Recuerdo
que una mañana observé algo curioso: era temprano y una gota de rocío reflejaba
la bóveda celeste, donde aún se distinguían algunas estrellas. Esto me
recuerda a la mente humana: algo muy pequeño que tiene la grandeza de abrirse
a la inmensidad de lo real. Por esto resultan deprimentes los planteamientos
que dudan de la posibilidad humana de conocer las cosas del mundo. Frente a
todos los escepticismos, la buena filosofía siempre ha amado la verdad de la
vida.
Nos pueden
explicar el proceso por el que una semilla da lugar a un árbol espléndido, pero
tal conocimiento científico no abarca el por qué se produce semejante
desarrollo: hay algo misterioso. Por otra parte, lo que está claro es que esa
semilla puede dar lugar a un árbol, pero no a un rosal; y esto me lleva a pensar
que los diseños de los seres vivos, expresados en sus genéticas propias, son
previos a su desarrollo. Está claro que la evolución influye es las especies;
pero la evolución no es una especie suprema de la que surjan los seres, sino el
proceso histórico de los mismos. Aristóteles decía que “el hombre piensa porque
tiene manos”. Me parece que es al revés: “tiene manos porque piensa”; de lo
contrario seguiría teniendo garras como algunos animales.
Los seres
vivos tienen una anatomía acorde con sus funciones. Karol Wojtyla -San Juan
Pablo II- ha estudiado con peculiar profundidad el sentido del cuerpo humano.

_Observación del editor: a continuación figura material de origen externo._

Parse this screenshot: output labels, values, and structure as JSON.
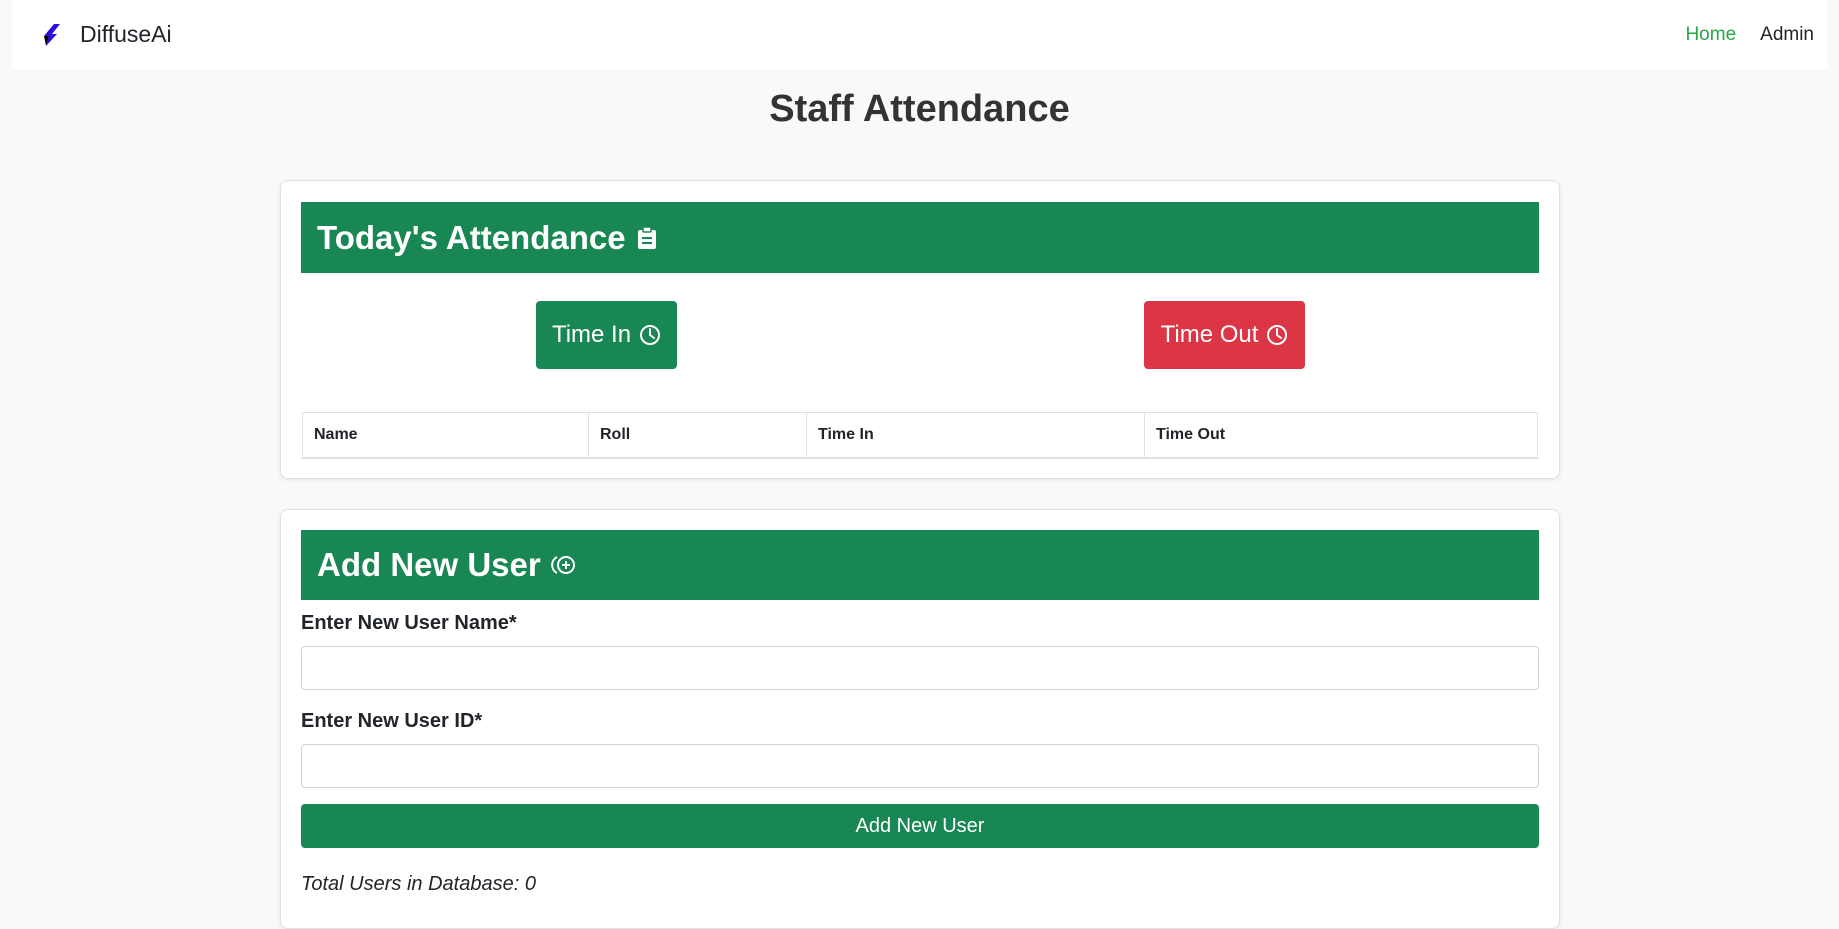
{
  "navbar": {
    "brand": "DiffuseAi",
    "links": [
      {
        "label": "Home"
      },
      {
        "label": "Admin"
      }
    ]
  },
  "page_title": "Staff Attendance",
  "attendance": {
    "header": "Today's Attendance",
    "time_in_label": "Time In",
    "time_out_label": "Time Out",
    "columns": [
      "Name",
      "Roll",
      "Time In",
      "Time Out"
    ]
  },
  "add_user": {
    "header": "Add New User",
    "name_label": "Enter New User Name*",
    "name_value": "",
    "id_label": "Enter New User ID*",
    "id_value": "",
    "submit_label": "Add New User",
    "total_text": "Total Users in Database: 0"
  },
  "colors": {
    "primary_green": "#198754",
    "danger_red": "#dc3545",
    "nav_active": "#28a745"
  }
}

Ciertamente se basa en contenidos de la fe cristiana, pero razonados de tal
manera que ofrecen unas interesantes perspectivas a toda persona que tenga una
mente abierta. El cuerpo humano, el de la mujer y el del hombre, manifiestan
una tendencia a la relación personal. El abrazo a un padre es distinto al de un
hijo o al de la esposa; pero todos ellos manifiestan la necesidad de compartir
la vida con los demás.
El
cristianismo explica el origen del mal en un desacato a la autoridad divina.
Comer del árbol de la ciencia del bien y del mal fue como decirle a Dios que es
el hombre el que crea su propio orden moral. De este modo se produjo el pecado
original, que provocó una ruptura de la relación con Dios, un oscurecimiento de
la imagen y semejanza divina que existía en los primeros seres humanos. La
muerte viene como una consecuencia de aquella primera culpa; no solo como un castigo, sino como un
remedio. El final de nuestra vida en este mundo nos dice: tienes un tiempo;
procura hacer el bien. Sin la muerte daría igual hacer una cosa hoy mañana o no
hacerla; hacer algo bien o algo mal. Y esto no sería adecuado para nuestra
actual naturaleza deteriorada.
Antes de la
culpa original, dice el Génesis, Adán y Eva estaban desnudos sin sentir
vergüenza. Explica Wojtyla que esto se debía a que ambos se conocían en Dios,
para el que están patentes todas las realidades. Fue esa rebelión lo que les
hizo perder su integridad anímico-corporal. Por esto, el pudor es una reacción
natural en nuestra condición actual, ya que podemos desear algo de alguien desordenadamente.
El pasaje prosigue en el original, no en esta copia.